The Republican primary wasn’t as close. Sandi Martinez of Chelmsford received nearly 1,000 votes more than her opponent, Greg Howes, a selectman from Concord, and will be facing Barrett in the Nov. 6 final election.
The two top Democratic candidates contend that the votes they won came the old-fashioned way — from hours and hours of volunteers knocking on doors and calling potential voters. Barrett said his campaign knocked on 21,739 doors. McCabe said Kearns Goodwin’s campaign knocked on 24,000 doors (and made 40,000 phone calls).
Barrett, who runs a consulting firm, had already served four terms in the state Senate and three terms in the state House of Representatives almost 20 years ago. He stepped away from elected politics after an unsuccessful run for governor in 1994.
Barrett was the first Democrat to enter the race, launching his bid last December, before the incumbent, state Senator Susan Fargo, announced she would not seek reelection. He was endorsed by US Representative Barney Frank.
His campaign, Barrett said, “was a children’s crusade torn from the playbook of the 1960s and ’70s. We had 24 high school and college interns working from 10 to 30 hours a week.”

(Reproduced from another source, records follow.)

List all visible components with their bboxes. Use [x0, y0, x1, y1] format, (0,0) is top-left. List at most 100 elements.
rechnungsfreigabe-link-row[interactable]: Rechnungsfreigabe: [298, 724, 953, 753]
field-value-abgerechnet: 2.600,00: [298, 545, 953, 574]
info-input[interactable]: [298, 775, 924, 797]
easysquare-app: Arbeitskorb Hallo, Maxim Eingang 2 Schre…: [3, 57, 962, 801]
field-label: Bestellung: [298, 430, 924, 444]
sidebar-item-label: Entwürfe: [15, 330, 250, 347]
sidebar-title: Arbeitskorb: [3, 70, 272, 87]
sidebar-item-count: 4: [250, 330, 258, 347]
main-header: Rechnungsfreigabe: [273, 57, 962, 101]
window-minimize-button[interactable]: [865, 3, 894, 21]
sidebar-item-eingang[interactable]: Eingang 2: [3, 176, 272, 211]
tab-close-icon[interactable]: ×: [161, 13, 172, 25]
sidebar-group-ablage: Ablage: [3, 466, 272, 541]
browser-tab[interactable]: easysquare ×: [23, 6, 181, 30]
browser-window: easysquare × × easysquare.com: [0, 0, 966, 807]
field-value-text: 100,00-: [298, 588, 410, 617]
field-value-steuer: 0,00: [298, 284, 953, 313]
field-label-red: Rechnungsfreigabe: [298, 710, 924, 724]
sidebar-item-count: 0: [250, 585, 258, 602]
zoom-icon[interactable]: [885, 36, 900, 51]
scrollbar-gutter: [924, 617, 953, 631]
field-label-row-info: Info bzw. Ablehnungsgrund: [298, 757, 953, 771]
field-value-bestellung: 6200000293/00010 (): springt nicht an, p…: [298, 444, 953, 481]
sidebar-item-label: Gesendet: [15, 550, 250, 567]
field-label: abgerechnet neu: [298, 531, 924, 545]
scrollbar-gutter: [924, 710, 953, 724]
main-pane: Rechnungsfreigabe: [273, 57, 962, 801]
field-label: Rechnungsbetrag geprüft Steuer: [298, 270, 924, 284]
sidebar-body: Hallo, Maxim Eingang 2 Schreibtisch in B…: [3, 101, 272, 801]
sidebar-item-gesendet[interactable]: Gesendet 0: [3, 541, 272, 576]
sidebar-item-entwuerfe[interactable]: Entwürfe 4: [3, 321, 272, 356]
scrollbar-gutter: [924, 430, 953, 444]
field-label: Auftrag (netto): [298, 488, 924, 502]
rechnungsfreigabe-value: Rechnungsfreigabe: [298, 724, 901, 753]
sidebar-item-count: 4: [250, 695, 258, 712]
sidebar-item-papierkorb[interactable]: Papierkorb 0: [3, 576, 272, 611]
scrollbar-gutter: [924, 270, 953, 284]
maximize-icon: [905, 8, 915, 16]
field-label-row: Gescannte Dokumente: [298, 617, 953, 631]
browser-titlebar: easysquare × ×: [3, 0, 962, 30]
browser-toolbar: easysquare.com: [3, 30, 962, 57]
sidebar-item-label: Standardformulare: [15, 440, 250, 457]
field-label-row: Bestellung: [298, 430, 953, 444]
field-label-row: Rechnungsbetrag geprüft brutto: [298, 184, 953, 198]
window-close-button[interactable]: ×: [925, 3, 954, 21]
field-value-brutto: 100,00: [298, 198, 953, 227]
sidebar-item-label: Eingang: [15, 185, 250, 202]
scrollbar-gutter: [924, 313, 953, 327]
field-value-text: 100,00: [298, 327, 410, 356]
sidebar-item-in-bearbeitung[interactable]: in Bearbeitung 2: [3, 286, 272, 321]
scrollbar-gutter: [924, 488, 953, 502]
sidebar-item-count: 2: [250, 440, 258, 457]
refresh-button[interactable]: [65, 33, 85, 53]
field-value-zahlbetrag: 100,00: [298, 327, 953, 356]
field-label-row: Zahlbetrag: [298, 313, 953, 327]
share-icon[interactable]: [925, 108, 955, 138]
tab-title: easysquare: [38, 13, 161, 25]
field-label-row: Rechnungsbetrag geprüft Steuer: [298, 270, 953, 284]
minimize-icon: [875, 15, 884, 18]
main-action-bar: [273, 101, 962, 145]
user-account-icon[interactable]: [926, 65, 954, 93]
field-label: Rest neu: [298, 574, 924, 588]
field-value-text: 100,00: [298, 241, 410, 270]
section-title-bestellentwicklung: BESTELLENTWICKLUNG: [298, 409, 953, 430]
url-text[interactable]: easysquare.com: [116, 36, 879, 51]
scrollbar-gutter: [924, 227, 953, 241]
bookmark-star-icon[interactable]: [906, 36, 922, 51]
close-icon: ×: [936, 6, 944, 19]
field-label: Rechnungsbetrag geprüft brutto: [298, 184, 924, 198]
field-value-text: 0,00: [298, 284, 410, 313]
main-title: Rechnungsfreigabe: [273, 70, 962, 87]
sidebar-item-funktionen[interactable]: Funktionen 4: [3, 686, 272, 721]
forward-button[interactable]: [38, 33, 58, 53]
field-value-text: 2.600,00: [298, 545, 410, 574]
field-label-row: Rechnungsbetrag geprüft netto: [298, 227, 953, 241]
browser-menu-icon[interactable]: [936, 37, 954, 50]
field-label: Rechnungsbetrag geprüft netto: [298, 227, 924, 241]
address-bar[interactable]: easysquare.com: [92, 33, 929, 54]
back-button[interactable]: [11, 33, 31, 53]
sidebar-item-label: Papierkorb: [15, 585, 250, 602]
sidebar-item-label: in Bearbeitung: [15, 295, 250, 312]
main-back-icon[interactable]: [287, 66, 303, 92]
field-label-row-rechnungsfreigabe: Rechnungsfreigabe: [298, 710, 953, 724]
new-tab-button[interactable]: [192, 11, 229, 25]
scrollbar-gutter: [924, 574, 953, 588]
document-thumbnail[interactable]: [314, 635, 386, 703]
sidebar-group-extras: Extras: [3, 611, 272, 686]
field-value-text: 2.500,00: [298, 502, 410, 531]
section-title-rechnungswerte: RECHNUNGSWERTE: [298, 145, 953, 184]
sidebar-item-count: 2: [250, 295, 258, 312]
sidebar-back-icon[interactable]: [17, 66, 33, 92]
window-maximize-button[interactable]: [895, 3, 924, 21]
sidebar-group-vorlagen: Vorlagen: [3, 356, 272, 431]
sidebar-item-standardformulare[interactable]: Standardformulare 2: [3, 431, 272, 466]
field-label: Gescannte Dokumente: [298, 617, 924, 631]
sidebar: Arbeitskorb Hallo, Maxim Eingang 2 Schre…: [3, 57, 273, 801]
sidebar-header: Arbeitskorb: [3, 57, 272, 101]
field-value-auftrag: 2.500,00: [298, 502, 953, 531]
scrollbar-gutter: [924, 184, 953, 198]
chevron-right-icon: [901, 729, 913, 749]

Barrett challenged the idea of a low-turnout election. His campaign’s numbers suggested that more than 50 percent of registered Democrats in the district went to the polls.
Kearns Goodwin announced that he was entering the race in April, and many of his supporters said the late entry made his work harder.

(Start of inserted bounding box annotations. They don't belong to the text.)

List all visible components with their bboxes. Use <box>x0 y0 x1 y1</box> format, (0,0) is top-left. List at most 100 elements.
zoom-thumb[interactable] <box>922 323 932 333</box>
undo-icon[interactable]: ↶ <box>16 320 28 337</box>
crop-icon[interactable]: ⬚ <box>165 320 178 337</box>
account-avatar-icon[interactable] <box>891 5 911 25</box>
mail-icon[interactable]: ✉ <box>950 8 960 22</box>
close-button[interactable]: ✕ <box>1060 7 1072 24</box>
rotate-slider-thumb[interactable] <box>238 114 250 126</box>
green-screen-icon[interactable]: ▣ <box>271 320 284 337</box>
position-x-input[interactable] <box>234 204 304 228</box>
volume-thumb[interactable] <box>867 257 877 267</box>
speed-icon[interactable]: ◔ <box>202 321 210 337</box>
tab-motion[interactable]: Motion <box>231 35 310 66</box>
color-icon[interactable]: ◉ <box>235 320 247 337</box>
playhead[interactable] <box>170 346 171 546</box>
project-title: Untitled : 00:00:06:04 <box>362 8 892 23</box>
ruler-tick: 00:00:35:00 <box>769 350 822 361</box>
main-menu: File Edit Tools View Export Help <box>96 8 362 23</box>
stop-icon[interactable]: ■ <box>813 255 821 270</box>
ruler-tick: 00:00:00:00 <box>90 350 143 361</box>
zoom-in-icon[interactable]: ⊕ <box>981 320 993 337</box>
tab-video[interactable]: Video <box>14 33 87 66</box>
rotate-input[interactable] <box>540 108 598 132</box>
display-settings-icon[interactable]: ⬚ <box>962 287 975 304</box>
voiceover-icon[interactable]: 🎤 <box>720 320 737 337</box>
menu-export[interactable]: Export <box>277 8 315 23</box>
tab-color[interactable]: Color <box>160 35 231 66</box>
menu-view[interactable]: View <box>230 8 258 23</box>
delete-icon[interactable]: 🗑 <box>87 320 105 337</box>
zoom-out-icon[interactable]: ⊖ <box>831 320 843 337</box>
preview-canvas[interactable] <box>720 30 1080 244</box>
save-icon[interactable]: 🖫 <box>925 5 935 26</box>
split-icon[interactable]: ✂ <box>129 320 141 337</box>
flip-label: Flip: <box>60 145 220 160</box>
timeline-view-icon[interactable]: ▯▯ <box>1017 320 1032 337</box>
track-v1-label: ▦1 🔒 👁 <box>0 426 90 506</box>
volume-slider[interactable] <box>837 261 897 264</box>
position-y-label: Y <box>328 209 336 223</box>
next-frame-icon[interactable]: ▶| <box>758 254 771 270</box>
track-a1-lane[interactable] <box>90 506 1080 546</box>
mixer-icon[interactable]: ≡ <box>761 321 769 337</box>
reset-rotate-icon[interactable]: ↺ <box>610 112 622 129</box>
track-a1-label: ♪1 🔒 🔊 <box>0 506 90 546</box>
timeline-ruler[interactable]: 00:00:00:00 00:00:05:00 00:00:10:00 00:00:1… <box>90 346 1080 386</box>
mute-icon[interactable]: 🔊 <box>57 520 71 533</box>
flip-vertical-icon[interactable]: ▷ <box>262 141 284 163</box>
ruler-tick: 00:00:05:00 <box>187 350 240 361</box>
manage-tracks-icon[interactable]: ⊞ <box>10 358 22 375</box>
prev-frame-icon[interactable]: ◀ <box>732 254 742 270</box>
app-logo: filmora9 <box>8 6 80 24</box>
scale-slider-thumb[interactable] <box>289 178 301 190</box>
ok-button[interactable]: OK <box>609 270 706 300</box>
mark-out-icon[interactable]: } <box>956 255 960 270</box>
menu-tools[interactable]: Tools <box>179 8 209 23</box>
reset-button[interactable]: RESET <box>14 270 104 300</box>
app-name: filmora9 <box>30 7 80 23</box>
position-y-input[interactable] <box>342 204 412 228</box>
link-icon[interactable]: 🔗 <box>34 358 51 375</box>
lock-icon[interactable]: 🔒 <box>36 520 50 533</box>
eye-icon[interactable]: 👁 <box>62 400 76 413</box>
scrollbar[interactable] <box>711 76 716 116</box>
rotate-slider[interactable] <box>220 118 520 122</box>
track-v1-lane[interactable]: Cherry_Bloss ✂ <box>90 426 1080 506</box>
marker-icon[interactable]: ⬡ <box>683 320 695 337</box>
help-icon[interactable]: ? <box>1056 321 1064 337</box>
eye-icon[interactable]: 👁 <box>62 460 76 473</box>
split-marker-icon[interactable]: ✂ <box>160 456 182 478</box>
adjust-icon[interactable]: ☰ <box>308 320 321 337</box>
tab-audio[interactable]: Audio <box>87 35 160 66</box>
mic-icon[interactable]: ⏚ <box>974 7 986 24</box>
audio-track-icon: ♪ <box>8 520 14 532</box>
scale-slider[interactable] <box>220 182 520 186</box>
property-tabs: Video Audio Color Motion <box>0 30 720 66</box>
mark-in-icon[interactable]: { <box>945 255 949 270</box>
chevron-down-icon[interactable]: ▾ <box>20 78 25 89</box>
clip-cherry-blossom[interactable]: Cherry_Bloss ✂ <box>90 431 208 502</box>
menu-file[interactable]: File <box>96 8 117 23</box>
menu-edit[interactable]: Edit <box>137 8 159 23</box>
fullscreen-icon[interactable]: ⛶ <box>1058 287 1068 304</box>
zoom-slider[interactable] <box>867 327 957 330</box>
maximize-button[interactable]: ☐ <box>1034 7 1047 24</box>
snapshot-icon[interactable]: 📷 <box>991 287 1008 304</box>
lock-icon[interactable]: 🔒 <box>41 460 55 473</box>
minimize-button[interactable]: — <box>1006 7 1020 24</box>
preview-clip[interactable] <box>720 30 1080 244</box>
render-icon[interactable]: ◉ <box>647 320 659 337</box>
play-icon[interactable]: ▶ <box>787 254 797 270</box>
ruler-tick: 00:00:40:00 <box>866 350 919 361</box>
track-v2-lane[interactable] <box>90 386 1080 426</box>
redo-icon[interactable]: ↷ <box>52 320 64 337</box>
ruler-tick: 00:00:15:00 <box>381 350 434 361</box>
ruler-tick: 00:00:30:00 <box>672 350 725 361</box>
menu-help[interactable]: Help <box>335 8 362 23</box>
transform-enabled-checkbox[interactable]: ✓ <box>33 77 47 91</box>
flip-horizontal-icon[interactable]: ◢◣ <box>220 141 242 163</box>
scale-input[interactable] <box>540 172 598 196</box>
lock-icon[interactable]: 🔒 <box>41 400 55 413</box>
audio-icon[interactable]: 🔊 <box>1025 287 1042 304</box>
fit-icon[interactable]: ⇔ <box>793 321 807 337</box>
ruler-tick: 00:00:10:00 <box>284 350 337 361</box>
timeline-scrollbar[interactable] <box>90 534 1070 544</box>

“I don’t think he had enough time for the voters to get to know him,” said state Representative Thomas M. Stanley, who endorsed Kearns Goodwin. “He worked his tail off. And I just think he just ran out of time.”

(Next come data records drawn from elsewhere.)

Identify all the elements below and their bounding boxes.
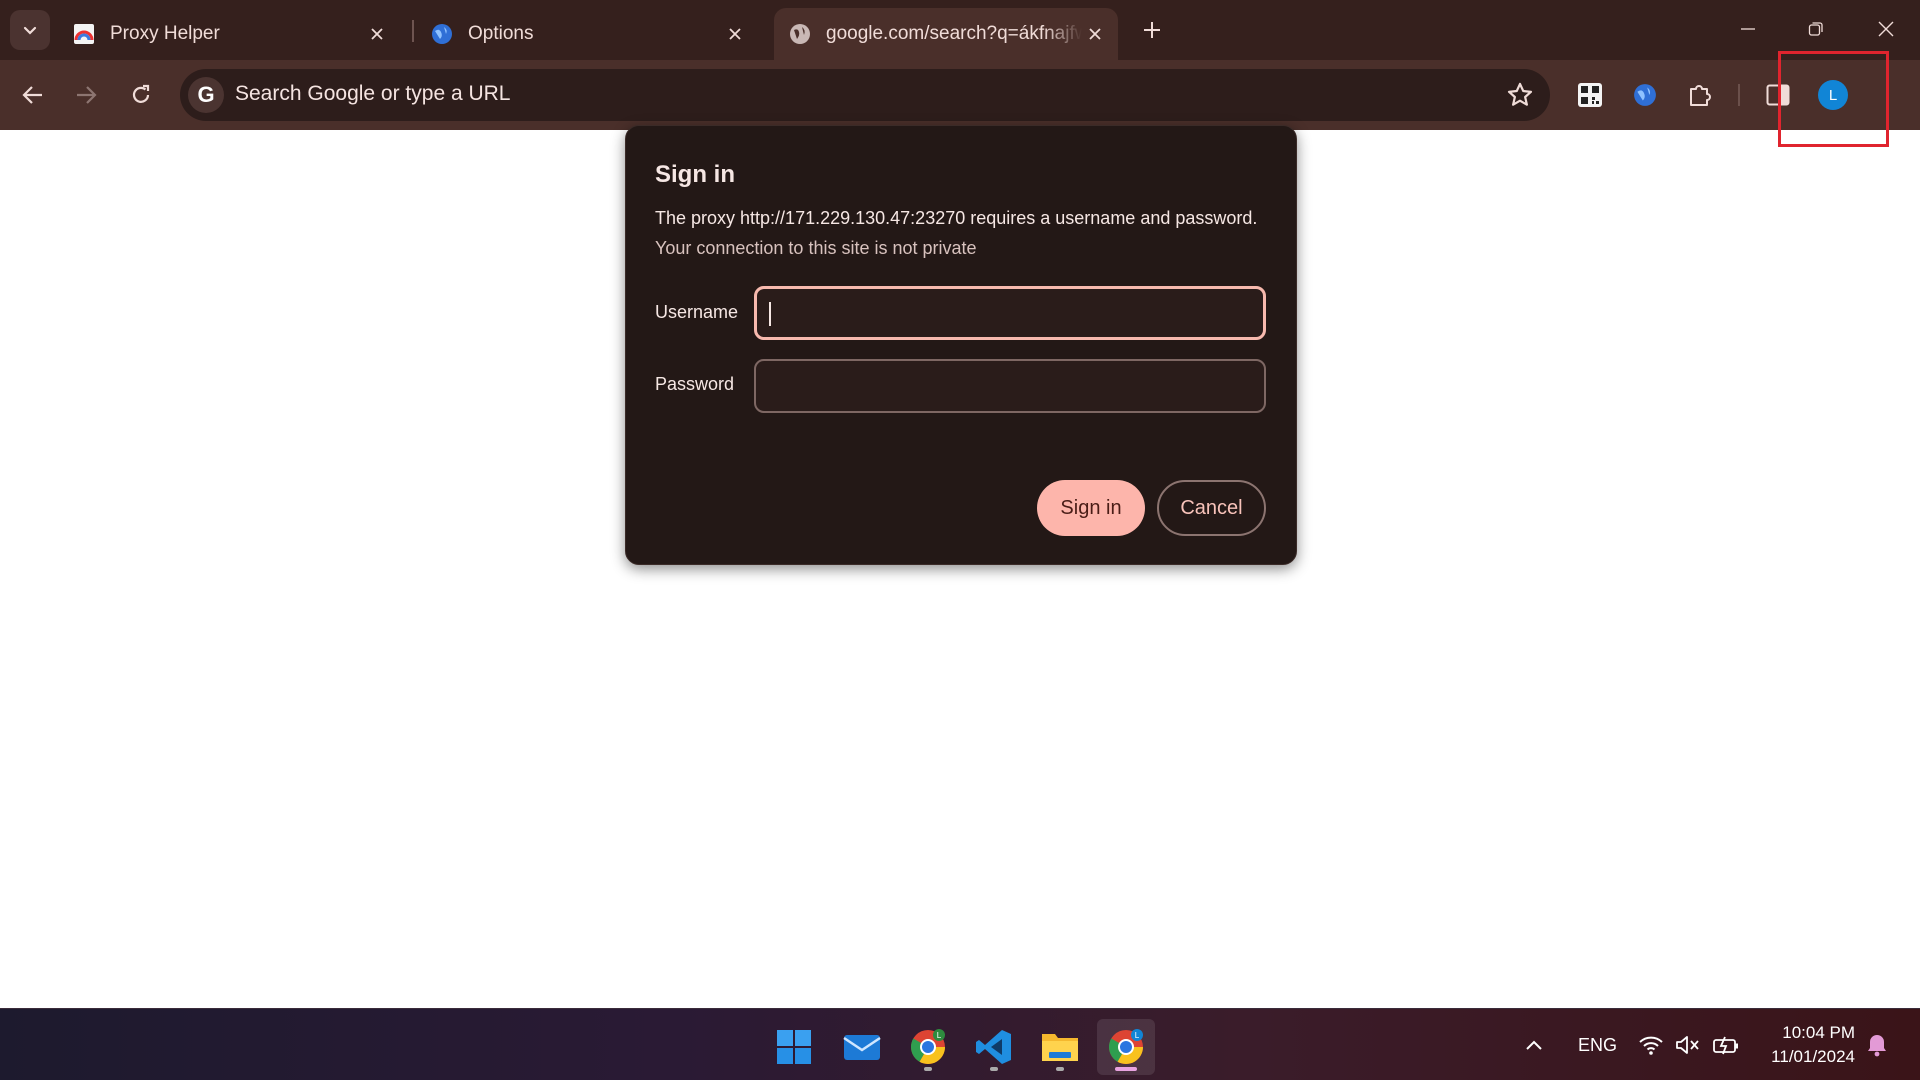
globe-icon — [430, 22, 454, 46]
clock-date: 11/01/2024 — [1771, 1047, 1855, 1066]
password-field[interactable] — [754, 359, 1266, 413]
tab-strip: Proxy Helper Options google.com/search?q… — [0, 0, 1920, 60]
extensions-puzzle-icon[interactable] — [1680, 75, 1720, 115]
restore-button[interactable] — [1782, 0, 1850, 58]
chrome-icon: L — [911, 1029, 945, 1064]
tab-proxy-helper[interactable]: Proxy Helper — [58, 8, 400, 60]
dialog-title: Sign in — [655, 161, 735, 188]
dialog-message: The proxy http://171.229.130.47:23270 re… — [655, 208, 1258, 228]
toolbar-divider — [1738, 84, 1740, 106]
chrome-icon: L — [1109, 1029, 1143, 1064]
text-caret — [769, 302, 771, 326]
proxy-helper-icon — [72, 22, 96, 46]
sign-in-button[interactable]: Sign in — [1037, 480, 1145, 536]
taskbar-mail[interactable] — [833, 1019, 891, 1075]
back-button[interactable] — [11, 73, 55, 117]
clock-time: 10:04 PM — [1782, 1023, 1855, 1042]
arrow-left-icon — [22, 86, 42, 104]
chevron-down-icon — [23, 26, 37, 35]
show-hidden-icons-button[interactable] — [1525, 1009, 1543, 1080]
close-icon[interactable] — [364, 21, 390, 47]
reload-icon — [132, 84, 150, 103]
tab-separator — [412, 20, 414, 42]
cancel-button[interactable]: Cancel — [1157, 480, 1266, 536]
tab-title: Options — [468, 23, 534, 44]
taskbar-file-explorer[interactable] — [1031, 1019, 1089, 1075]
qr-code-icon[interactable] — [1570, 75, 1610, 115]
close-icon — [1878, 21, 1894, 37]
arrow-right-icon — [77, 86, 97, 104]
close-icon[interactable] — [1082, 21, 1108, 47]
running-indicator — [1056, 1067, 1064, 1071]
wifi-icon[interactable] — [1638, 1009, 1664, 1080]
proxy-auth-dialog: Sign in The proxy http://171.229.130.47:… — [625, 125, 1297, 565]
battery-icon[interactable] — [1712, 1009, 1740, 1080]
notifications-button[interactable] — [1866, 1009, 1888, 1080]
reload-button[interactable] — [119, 73, 163, 117]
close-icon[interactable] — [722, 21, 748, 47]
running-indicator — [990, 1067, 998, 1071]
system-clock[interactable]: 10:04 PM 11/01/2024 — [1755, 1021, 1855, 1069]
globe-extension-icon[interactable] — [1625, 75, 1665, 115]
windows-icon — [777, 1030, 811, 1064]
username-field[interactable] — [754, 286, 1266, 340]
active-indicator — [1115, 1067, 1137, 1071]
svg-text:L: L — [937, 1031, 942, 1040]
new-tab-button[interactable] — [1134, 12, 1170, 48]
minimize-icon — [1741, 28, 1755, 30]
mail-icon — [843, 1035, 881, 1060]
bell-icon — [1868, 1035, 1886, 1057]
tab-google-search[interactable]: google.com/search?q=ákfnajfwqf — [774, 8, 1118, 60]
tab-title: Proxy Helper — [110, 23, 220, 44]
plus-icon — [1144, 22, 1160, 38]
close-window-button[interactable] — [1852, 0, 1920, 58]
taskbar-chrome[interactable]: L — [899, 1019, 957, 1075]
tab-title: google.com/search?q=ákfnajfwqf — [826, 23, 1082, 44]
password-label: Password — [655, 374, 735, 394]
globe-icon — [788, 22, 812, 46]
google-icon: G — [188, 77, 224, 113]
folder-icon — [1042, 1034, 1078, 1061]
tab-options[interactable]: Options — [416, 8, 758, 60]
tab-search-button[interactable] — [10, 10, 50, 50]
forward-button[interactable] — [64, 73, 108, 117]
chevron-up-icon — [1526, 1040, 1542, 1050]
taskbar: L L ENG 10:04 PM 11/01/2024 — [0, 1008, 1920, 1080]
taskbar-vscode[interactable] — [965, 1019, 1023, 1075]
address-placeholder: Search Google or type a URL — [235, 82, 511, 105]
username-label: Username — [655, 302, 739, 322]
restore-icon — [1808, 22, 1823, 36]
volume-muted-icon[interactable] — [1675, 1009, 1701, 1080]
browser-toolbar: G Search Google or type a URL L — [0, 60, 1920, 130]
star-icon[interactable] — [1506, 81, 1534, 109]
vscode-icon — [976, 1030, 1011, 1064]
highlight-box — [1778, 51, 1889, 147]
address-bar[interactable]: G Search Google or type a URL — [180, 69, 1550, 121]
start-button[interactable] — [765, 1019, 823, 1075]
language-indicator[interactable]: ENG — [1578, 1009, 1617, 1080]
svg-text:L: L — [1135, 1031, 1140, 1040]
taskbar-chrome-active[interactable]: L — [1097, 1019, 1155, 1075]
dialog-warning: Your connection to this site is not priv… — [655, 238, 977, 258]
minimize-button[interactable] — [1714, 0, 1782, 58]
running-indicator — [924, 1067, 932, 1071]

Kearns Goodwin, who graduated from Harvard College and enlisted in the Army after the Sept. 11, 2001, attacks, was endorsed by a host of prominent Democrats, including US Senator John Kerry, Victoria Reggie Kennedy, and former US representative Joe P. Kennedy II, who said he had known Kearns Goodwin his entire life. Fargo also threw her support behind Kearns Goodwin.
His father is Richard Goodwin, who was an adviser to Democratic presidents John F. Kennedy and Lyndon Johnson, and his mother is Pulitzer Prize-winning presidential historian Doris Kearns Goodwin.
Joe Kearns Goodwin raised more than twice as much money as anyone else in the race; his campaign’s supporters included Hollywood movie director Steven Spielberg and the commissioner of Major League Baseball, Allan (Bud) Selig, who each gave $500.
Barrett suggested that the fund-raising actually hurt Kearns Goodwin’s campaign.
“I think the amount of spending in the race created a backlash in my favor,” Barrett said. “People just do not like to see big money obliterate discussion of the merits.”
But supporters of Kearns Goodwin responded that his success at attracting donations should not obscure the hard work he put into the campaign.
“It just so happens that his family knows a lot of people,” Stanley said. “I don’t think you should hold that against a person.”
Some of the politicians who supported Kearns Goodwin said they were won over by his hard work.
State Representative Cory Atkins, a Democrat from Concord who hosted an early campaign event for him, said she got to know Kearns Goodwin when he helped manage, along with her son and another young man, her 1999 campaign.
“He’s got a Rolodex that’s the envy of the world,” Atkins said.
Some of Kearns Goodwin’s supporters say they expect to see him in politics again. The race only intensified his desire to serve, he said, though he has no specific plans.
“We came in a little short,” he said last week. “But I certainly won’t look back on this endeavor with any regret.”